Parham’s been working with a staffer in Colorado Democratic U.S. Sen. Michael Bennet’s office to get direct communication with the State Department. Her boyfriend from Colorado made the contact.


She has been in contact with the U.S. Senate offices of Roy Blunt and Josh Hawley, Missouri Republicans, but said their offices didn’t provide the prompt or detailed information she received from Bennet’s office.


In a response to Parham’s criticism, Kelli Ford, Hawley’s spokeswoman, said his office has assisted in the repatriation of 92 citizens and is pushing the State Department to do more.


"Our office has been in regular contact with Ms. Parham and in turn, we have repeatedly pressed the State Department to expedite her return to Missouri," Ford wrote in an email. "Two of the factors in Ms. Parham’s case include her remote location, which is 17 hours away from Lima, where the State Department is chartering flights, and the fact Peru has in-country travel restrictions."
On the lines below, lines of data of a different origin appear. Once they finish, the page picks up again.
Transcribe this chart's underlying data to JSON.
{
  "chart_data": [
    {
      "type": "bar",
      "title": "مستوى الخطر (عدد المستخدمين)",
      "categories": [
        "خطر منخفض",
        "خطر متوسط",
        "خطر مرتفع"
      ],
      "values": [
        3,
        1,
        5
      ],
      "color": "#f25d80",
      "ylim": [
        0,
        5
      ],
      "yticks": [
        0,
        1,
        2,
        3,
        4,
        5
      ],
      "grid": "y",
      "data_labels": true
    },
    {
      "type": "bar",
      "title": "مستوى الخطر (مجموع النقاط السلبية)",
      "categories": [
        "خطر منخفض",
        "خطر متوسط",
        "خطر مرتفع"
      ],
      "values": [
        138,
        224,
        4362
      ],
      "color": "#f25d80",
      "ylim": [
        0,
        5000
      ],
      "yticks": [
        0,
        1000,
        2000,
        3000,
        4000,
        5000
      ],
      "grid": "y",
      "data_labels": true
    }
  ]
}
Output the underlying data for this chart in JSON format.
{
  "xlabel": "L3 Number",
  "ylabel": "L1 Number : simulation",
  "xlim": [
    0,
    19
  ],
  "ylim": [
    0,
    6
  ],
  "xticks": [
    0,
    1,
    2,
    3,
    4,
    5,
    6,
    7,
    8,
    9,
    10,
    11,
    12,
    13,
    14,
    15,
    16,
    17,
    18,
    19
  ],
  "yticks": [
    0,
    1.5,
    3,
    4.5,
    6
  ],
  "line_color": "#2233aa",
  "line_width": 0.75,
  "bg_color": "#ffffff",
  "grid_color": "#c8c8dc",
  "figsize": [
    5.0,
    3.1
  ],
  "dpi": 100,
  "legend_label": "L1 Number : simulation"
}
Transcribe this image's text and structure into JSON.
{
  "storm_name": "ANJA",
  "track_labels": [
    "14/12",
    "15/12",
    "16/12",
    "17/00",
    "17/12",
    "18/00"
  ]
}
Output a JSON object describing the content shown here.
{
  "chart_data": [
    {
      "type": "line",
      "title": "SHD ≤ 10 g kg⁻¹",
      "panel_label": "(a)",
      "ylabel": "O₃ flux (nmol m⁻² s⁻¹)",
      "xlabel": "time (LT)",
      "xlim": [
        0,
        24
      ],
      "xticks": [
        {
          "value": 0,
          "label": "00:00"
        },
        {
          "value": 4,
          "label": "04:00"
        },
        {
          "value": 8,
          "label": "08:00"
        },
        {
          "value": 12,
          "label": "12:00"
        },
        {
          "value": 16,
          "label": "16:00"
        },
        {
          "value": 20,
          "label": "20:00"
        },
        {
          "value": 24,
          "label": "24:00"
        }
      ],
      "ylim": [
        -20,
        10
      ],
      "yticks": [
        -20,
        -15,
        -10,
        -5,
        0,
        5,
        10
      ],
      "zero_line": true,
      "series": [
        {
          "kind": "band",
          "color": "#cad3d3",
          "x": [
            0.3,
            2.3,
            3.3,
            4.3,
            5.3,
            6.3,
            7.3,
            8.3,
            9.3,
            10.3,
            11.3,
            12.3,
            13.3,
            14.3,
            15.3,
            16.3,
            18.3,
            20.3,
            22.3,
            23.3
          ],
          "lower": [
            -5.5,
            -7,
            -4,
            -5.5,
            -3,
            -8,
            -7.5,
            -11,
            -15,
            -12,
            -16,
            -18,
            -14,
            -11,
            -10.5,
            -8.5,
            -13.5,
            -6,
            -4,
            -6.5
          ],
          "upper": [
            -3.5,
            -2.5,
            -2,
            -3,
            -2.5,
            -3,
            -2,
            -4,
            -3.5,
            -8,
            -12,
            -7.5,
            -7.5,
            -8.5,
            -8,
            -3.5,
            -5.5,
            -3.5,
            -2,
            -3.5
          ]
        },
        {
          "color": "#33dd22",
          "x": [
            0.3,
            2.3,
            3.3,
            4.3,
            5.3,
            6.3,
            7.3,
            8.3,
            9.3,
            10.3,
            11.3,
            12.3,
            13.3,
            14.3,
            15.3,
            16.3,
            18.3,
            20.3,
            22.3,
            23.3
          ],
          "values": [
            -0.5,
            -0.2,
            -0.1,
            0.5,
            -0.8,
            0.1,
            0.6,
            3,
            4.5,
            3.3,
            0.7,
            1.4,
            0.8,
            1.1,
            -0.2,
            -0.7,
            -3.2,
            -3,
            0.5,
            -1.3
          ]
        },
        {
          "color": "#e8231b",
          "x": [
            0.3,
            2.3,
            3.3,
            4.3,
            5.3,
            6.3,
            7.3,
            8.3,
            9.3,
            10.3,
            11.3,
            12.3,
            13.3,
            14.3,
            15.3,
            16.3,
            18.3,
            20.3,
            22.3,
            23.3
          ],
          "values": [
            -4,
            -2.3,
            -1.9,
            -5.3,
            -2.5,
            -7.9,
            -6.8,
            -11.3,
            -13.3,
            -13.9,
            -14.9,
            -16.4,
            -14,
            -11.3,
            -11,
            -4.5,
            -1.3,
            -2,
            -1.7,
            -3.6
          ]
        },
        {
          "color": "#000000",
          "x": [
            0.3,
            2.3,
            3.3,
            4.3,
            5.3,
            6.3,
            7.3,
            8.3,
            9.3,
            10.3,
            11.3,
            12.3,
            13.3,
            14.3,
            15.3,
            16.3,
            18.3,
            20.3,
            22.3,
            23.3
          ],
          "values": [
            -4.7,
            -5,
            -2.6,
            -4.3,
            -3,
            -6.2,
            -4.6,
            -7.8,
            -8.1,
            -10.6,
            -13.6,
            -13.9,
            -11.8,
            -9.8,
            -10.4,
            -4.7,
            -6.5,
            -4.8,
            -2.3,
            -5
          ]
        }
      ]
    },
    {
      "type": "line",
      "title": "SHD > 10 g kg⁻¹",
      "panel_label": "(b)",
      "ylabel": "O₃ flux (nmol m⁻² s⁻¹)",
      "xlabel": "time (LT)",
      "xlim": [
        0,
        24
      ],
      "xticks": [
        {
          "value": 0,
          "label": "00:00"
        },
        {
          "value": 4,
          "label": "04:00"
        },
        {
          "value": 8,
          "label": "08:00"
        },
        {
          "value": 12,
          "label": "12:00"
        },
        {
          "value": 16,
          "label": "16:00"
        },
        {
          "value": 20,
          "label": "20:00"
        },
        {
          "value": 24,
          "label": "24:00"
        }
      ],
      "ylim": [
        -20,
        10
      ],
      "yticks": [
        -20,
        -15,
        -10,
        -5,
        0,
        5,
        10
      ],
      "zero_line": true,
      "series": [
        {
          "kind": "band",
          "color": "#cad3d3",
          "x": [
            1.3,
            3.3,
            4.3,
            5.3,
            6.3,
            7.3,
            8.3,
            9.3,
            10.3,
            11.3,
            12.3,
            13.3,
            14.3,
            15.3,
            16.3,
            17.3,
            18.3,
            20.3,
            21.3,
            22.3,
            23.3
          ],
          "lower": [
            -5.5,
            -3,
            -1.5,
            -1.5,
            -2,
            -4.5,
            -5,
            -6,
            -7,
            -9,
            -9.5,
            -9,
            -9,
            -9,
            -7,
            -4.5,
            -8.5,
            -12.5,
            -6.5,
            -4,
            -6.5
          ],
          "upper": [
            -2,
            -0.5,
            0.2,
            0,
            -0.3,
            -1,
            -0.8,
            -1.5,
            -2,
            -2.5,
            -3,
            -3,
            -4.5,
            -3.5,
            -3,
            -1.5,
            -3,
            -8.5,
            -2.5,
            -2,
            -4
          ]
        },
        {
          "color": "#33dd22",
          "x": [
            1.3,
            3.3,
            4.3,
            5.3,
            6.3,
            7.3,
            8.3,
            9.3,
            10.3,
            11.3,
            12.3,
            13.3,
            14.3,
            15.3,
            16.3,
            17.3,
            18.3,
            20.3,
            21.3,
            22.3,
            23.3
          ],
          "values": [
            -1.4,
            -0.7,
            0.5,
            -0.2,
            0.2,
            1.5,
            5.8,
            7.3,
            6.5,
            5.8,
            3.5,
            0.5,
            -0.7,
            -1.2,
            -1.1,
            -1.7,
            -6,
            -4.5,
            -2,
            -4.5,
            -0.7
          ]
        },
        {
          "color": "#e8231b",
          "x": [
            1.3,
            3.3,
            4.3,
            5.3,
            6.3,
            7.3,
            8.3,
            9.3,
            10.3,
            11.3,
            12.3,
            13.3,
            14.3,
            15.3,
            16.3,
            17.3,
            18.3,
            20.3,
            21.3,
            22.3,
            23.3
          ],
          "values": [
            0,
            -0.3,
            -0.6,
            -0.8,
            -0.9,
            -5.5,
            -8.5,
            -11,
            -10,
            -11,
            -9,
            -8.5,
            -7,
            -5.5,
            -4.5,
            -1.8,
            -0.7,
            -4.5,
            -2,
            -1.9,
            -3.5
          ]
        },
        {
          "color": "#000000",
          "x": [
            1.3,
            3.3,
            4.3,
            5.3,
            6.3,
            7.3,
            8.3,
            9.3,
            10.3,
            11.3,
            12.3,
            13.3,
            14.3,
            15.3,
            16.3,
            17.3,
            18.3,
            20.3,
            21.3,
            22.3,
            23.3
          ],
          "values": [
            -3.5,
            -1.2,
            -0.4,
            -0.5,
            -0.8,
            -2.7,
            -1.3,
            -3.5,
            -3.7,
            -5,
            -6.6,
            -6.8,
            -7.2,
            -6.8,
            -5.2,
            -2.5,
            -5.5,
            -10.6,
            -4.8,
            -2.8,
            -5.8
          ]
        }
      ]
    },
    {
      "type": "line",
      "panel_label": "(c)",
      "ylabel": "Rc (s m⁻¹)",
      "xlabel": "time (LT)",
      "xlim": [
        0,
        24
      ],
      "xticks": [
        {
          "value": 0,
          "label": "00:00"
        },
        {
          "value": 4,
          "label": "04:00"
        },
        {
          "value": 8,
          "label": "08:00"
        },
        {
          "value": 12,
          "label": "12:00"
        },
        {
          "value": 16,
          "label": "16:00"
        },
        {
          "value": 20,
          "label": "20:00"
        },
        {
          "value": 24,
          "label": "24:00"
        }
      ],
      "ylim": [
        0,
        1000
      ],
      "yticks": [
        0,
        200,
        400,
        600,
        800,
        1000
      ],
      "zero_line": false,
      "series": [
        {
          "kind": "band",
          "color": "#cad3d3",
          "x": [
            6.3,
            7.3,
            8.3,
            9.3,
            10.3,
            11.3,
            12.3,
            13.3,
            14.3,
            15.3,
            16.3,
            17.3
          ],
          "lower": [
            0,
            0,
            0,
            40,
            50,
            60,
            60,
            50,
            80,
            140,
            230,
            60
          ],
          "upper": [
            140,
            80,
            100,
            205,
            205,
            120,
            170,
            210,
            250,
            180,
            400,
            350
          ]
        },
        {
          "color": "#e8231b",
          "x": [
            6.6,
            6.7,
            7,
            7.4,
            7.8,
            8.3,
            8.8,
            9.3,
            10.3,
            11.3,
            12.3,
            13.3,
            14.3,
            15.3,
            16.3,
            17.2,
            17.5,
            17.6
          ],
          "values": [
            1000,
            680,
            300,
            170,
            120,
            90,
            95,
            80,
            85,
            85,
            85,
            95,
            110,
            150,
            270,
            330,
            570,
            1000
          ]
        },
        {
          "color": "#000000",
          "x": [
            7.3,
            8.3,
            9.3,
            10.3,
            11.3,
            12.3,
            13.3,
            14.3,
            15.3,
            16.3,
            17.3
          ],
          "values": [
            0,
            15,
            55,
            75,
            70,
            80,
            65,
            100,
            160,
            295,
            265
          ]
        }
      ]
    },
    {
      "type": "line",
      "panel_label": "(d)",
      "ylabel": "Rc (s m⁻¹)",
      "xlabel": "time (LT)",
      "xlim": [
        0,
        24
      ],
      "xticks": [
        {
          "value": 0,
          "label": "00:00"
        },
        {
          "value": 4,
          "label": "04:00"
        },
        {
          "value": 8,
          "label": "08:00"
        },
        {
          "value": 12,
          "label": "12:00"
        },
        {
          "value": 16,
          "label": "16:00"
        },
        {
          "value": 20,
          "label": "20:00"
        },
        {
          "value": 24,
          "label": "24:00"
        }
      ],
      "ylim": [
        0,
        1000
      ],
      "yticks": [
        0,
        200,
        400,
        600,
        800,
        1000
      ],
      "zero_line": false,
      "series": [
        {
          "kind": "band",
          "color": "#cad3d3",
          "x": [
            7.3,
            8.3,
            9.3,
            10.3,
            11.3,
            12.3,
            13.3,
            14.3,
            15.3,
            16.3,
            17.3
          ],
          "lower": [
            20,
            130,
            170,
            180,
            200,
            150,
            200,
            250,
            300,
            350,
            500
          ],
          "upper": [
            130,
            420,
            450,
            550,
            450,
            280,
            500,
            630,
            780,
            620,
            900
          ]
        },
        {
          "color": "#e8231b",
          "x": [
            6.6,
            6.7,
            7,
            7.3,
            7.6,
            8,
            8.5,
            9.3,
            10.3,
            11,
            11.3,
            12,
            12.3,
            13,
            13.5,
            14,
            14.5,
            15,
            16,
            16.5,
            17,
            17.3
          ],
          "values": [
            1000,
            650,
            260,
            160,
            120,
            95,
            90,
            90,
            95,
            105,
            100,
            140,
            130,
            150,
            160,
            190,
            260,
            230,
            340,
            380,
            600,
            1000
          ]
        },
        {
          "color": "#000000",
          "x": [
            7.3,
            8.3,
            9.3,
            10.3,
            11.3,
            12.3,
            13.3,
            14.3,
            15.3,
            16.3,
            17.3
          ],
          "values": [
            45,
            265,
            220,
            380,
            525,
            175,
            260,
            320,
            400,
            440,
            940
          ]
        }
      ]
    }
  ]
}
Hawley is pressuring the State Department to provide transportation Parham and 10 other U.S. citizens located near her, Ford wrote.


Also assisting has been Parham’s former high school teacher, MacKenzie Everett-Kennedy, who has been in touch with officials and reporters. Parham was a student in two Advanced Placement courses Everett-Kennedy taught seven years ago, when Parham was a sophomore.


"All of this shows where there’s a will, there’s a way," Everett-Kennedy wrote. "And for Zoe, this is all happening because there are so many people who are reaching out, making contacts and elevating her case to public awareness. Yes, I made contacts of my own, but helping Zoe has been a community effort."


She’s just doing her part to help, as everyone should, she wrote.


The U.S. Embassy emailed Parham on Saturday telling her a flight had been secured out of Cuzco on Sunday morning. Cuzco is more than 1,200 miles from their location and they had no means to get there.


"It was like salt in the wound to know that there was space for me on a flight, to know how many people were continuing to leave" but no way to get there, she wrote.


Parham hasn’t been treated poorly by anyone in the Peruvian government or any Peruvian people.


"The Peruvian people are some of the kindest people I’ve encountered in my life," she wrote.